The mechanism of permanganate-mediated dual C–H oxidation of complex diketopiperazines has been examined with density functional theory computations. The products of these oxidations are enabling intermediates in the synthesis of structurally diverse ETP natural products. We evaluated, for the first time, the impact of ion-pairing and aggregation states of the permanganate ion and counter-cations, such as bis(pyridine)-silver(I) (Ag+) and tetra-n-butyl ammonium (TBA+), on the C–H oxidation mecha-nism. We confirmed the previously proposed the C–H abstraction followed O-rebound mechanism lead-ing to a permanganate ester intermediate, but also found that there can be competing OH-rebound pathway leading to the alcohol product. It is shown that the C–H abstraction occurs through an open shell singlet species followed by O-rebound and a competing OH-rebound pathway. The second C–H oxidation proceeds with a second equivalent of oxidant with lower free energy barriers than the first C–H oxidation due to directing effects and the generation of a more reactive oxidant species after the first C–H oxidation.

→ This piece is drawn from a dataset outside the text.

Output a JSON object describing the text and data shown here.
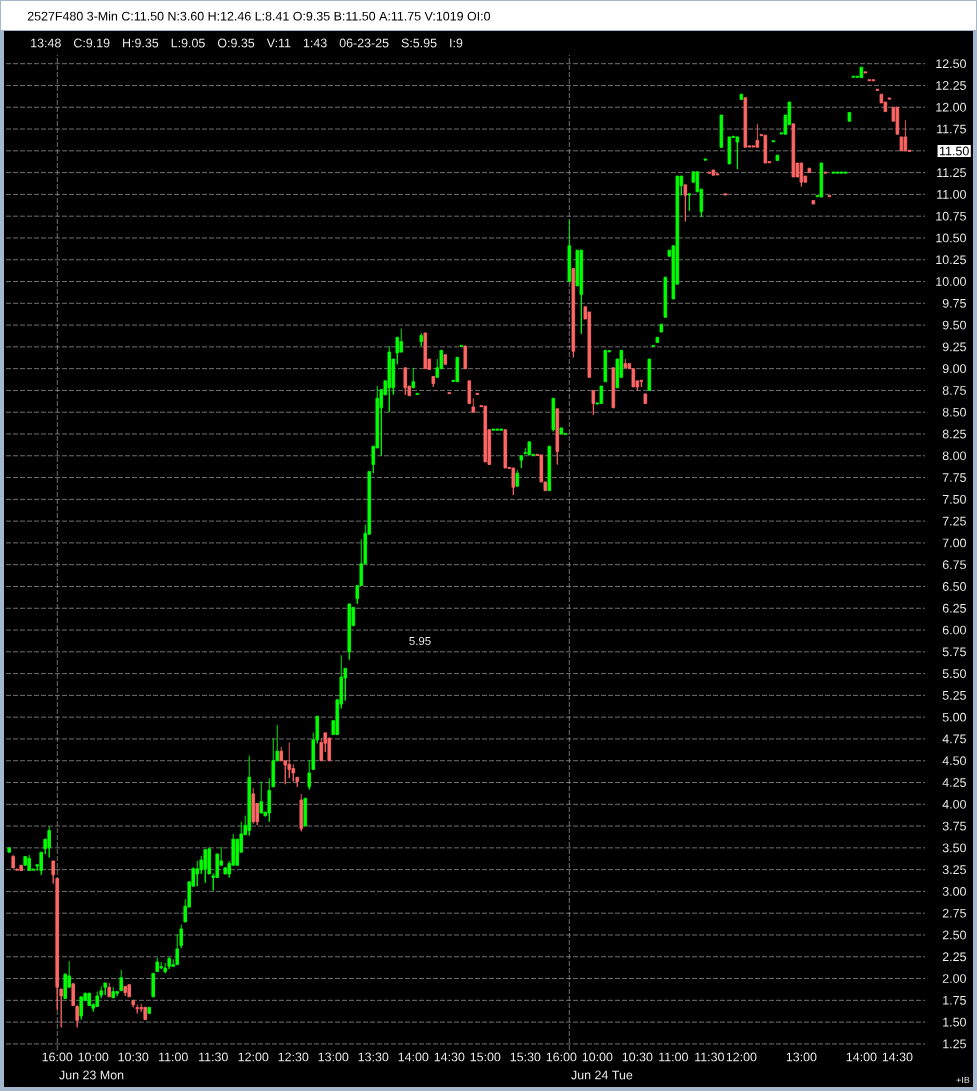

The success and efficiency of the second CH oxidation is found to be critically dependent on the pres-ence of an ion-paired oxidant. We used the developed mechanistic knowledge to rationalize an experi-mentally observed oxidation pattern for C3-indole substituted diketopiperazine under optimal oxidation conditions: namely, the formation of diol as a single diastereomer and lack of the ketone products. We proposed two factors that may impede the ketone formation: (i) the conformational flexibility of the diketopiperazine ring, and (ii) hindrance of this site, making it less accessible to the ion-paired oxidant species.